Species: Haliaeetus leucocephalus, Bald Eagle   •   Hatch Year: 2013     •   Sex: Male   •   Disability: Severe Wing Injury

Abraham is a male Bald Eagle who was rescued in Sevierville, TN, close to AEF Headquarters. As a nestling, Abraham’s nest blew over in a storm and he and his sibling fell to the ground. AEF staff rescued the two eaglets and transported them to the UT Veterinary School for treatment. Abraham’s brother, ‘Winfield’ fully recovered and was released back into the wild a year later, but Abraham suffered severe damage to his left wing and could not be released. Pictures later revealed a USFWS leg band on Abraham‘s wild mother, and she was determined to have been the offspring of Franklin and Independence, a Bald Eagle breeding pair residing in the AEF’s Eagle Mountain Sanctuary at Dollywood. This female eagle was released into the wild in 2008 at about 13 weeks of age from the AEF’s hack tower on Douglas Lake and then returned to the area several years later with a mate. After discovering this pair’s close ties to the AEF, we started a LIVE nest cam project to stream their daily lives, and they were honorarily named Lady Independence (after her non-releasable mother) & Sir Hatcher (after AEF mentor and friend Bob Hatcher). Although he cannot fully extend his left wing, he has become an exceptional educational ambassador starring in our Wings of America birds-of-prey show at Dollywood.

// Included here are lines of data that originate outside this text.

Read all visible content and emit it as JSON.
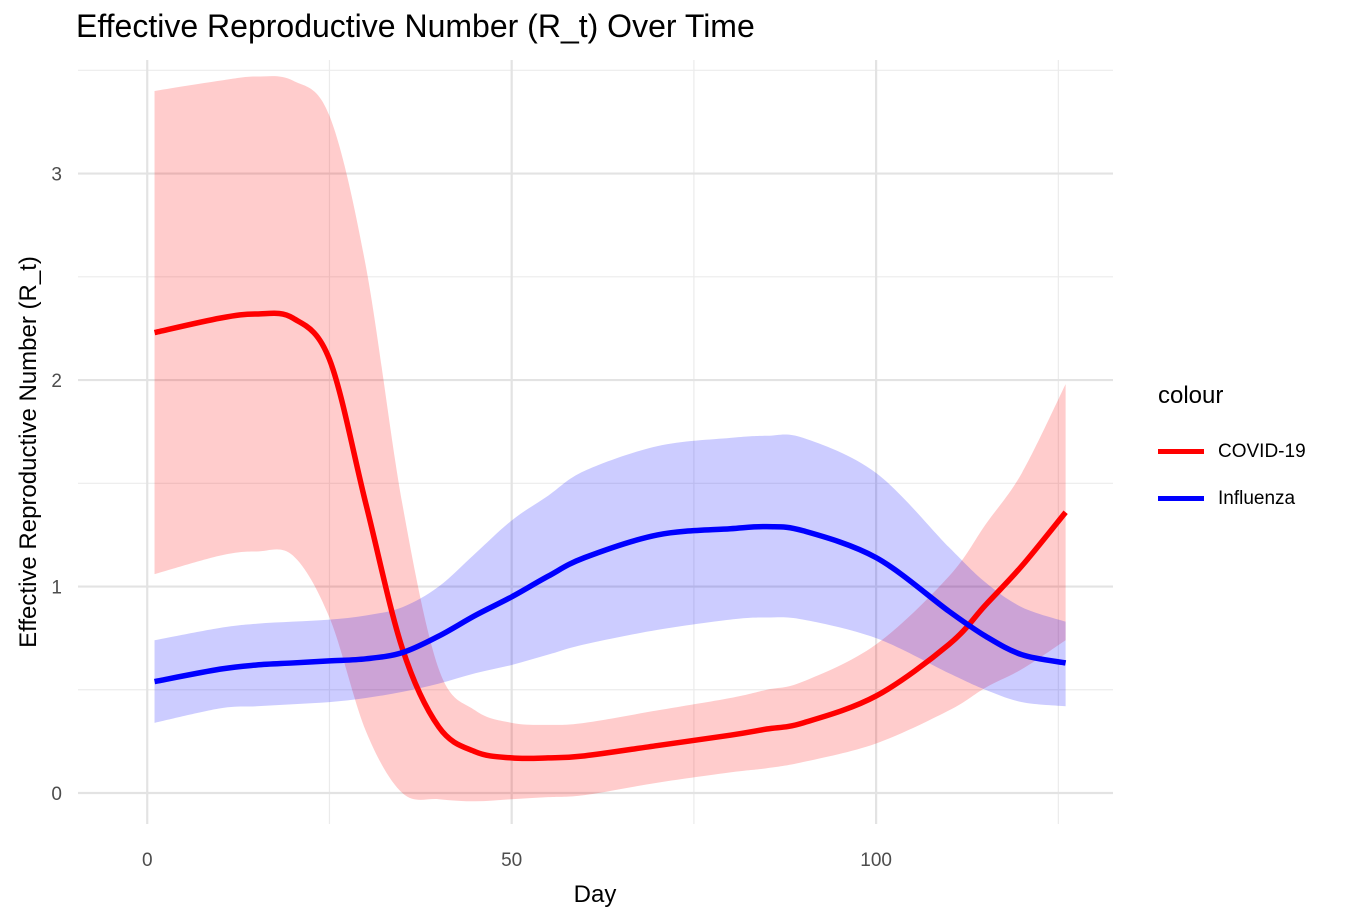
{
  "chart_data": {
    "type": "line",
    "title": "Effective Reproductive Number (R_t) Over Time",
    "xlabel": "Day",
    "ylabel": "Effective Reproductive Number (R_t)",
    "xlim": [
      -9.5,
      132.5
    ],
    "ylim": [
      -0.15,
      3.55
    ],
    "x_ticks": [
      0,
      50,
      100
    ],
    "y_ticks": [
      0,
      1,
      2,
      3
    ],
    "grid": true,
    "legend": {
      "title": "colour",
      "position": "right"
    },
    "x": [
      1,
      10,
      15,
      20,
      25,
      30,
      35,
      40,
      45,
      50,
      55,
      60,
      70,
      80,
      85,
      90,
      100,
      110,
      115,
      120,
      126
    ],
    "series": [
      {
        "name": "COVID-19",
        "color": "#ff0000",
        "ribbon_color": "#ff0000",
        "values": [
          2.23,
          2.3,
          2.32,
          2.3,
          2.1,
          1.4,
          0.7,
          0.32,
          0.2,
          0.17,
          0.17,
          0.18,
          0.23,
          0.28,
          0.31,
          0.34,
          0.47,
          0.72,
          0.91,
          1.1,
          1.36
        ],
        "lower": [
          1.06,
          1.15,
          1.17,
          1.15,
          0.85,
          0.3,
          0.0,
          -0.03,
          -0.04,
          -0.03,
          -0.02,
          -0.01,
          0.05,
          0.1,
          0.12,
          0.15,
          0.24,
          0.4,
          0.51,
          0.6,
          0.74
        ],
        "upper": [
          3.4,
          3.45,
          3.47,
          3.45,
          3.28,
          2.55,
          1.4,
          0.6,
          0.4,
          0.34,
          0.33,
          0.34,
          0.4,
          0.46,
          0.5,
          0.54,
          0.72,
          1.05,
          1.3,
          1.55,
          1.98
        ]
      },
      {
        "name": "Influenza",
        "color": "#0000ff",
        "ribbon_color": "#0000ff",
        "values": [
          0.54,
          0.6,
          0.62,
          0.63,
          0.64,
          0.65,
          0.68,
          0.76,
          0.86,
          0.95,
          1.05,
          1.14,
          1.25,
          1.28,
          1.29,
          1.27,
          1.14,
          0.88,
          0.76,
          0.67,
          0.63
        ],
        "lower": [
          0.34,
          0.41,
          0.42,
          0.43,
          0.44,
          0.46,
          0.49,
          0.53,
          0.58,
          0.62,
          0.67,
          0.72,
          0.79,
          0.84,
          0.85,
          0.84,
          0.75,
          0.58,
          0.5,
          0.44,
          0.42
        ],
        "upper": [
          0.74,
          0.8,
          0.82,
          0.83,
          0.84,
          0.86,
          0.9,
          1.0,
          1.16,
          1.32,
          1.44,
          1.56,
          1.68,
          1.72,
          1.73,
          1.72,
          1.55,
          1.19,
          1.02,
          0.9,
          0.83
        ]
      }
    ]
  }
}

Bald Eagles were placed at the center of the Great Seal of the United States in 1782! Since then, they have served as the pride of America’s skies and the symbol of all that America stands for.

Bald Eagles obviously aren’t bald! “Bald” in this sense refers to an Middle English word that means “white headed.” When eagles fledge the nest at between 10 and 13 weeks of age, they are primarily all brown. An Eagle gets its full white head and tail feathers and yellow beak and eyes at around four to five years of age.

Bald Eagles typically mate for life. Usually, they will only look for a new mate if their faithful companion dies, but sometimes a new mate is chosen in a territorial fight over a nest.

In building a nest, Bald Eagles will choose a ‘super-canopy’ tree—one rising above the rest— near to water, with sturdy limbs and a commanding view of the surrounding terrain. Typical nest heights are 50-125 feet high. They make use of twigs, grasses, soft mosses and feathers in making their nests and normally return to the same nest each year during breeding season and add new materials to it. A new eagle pair’s nest usually measures about five feet in width and two feet in depth. As they add to it year after year, however, it can reach widths of over ten feet and weigh up to a ton or more. On the Channel Islands, where large trees are very scarce, Bald Eagles have built their nests on cliffs; and, in some coastal areas of Alaska and Canada where there are few tall trees, Bald Eagles will nest on the ground, using whatever materials are available.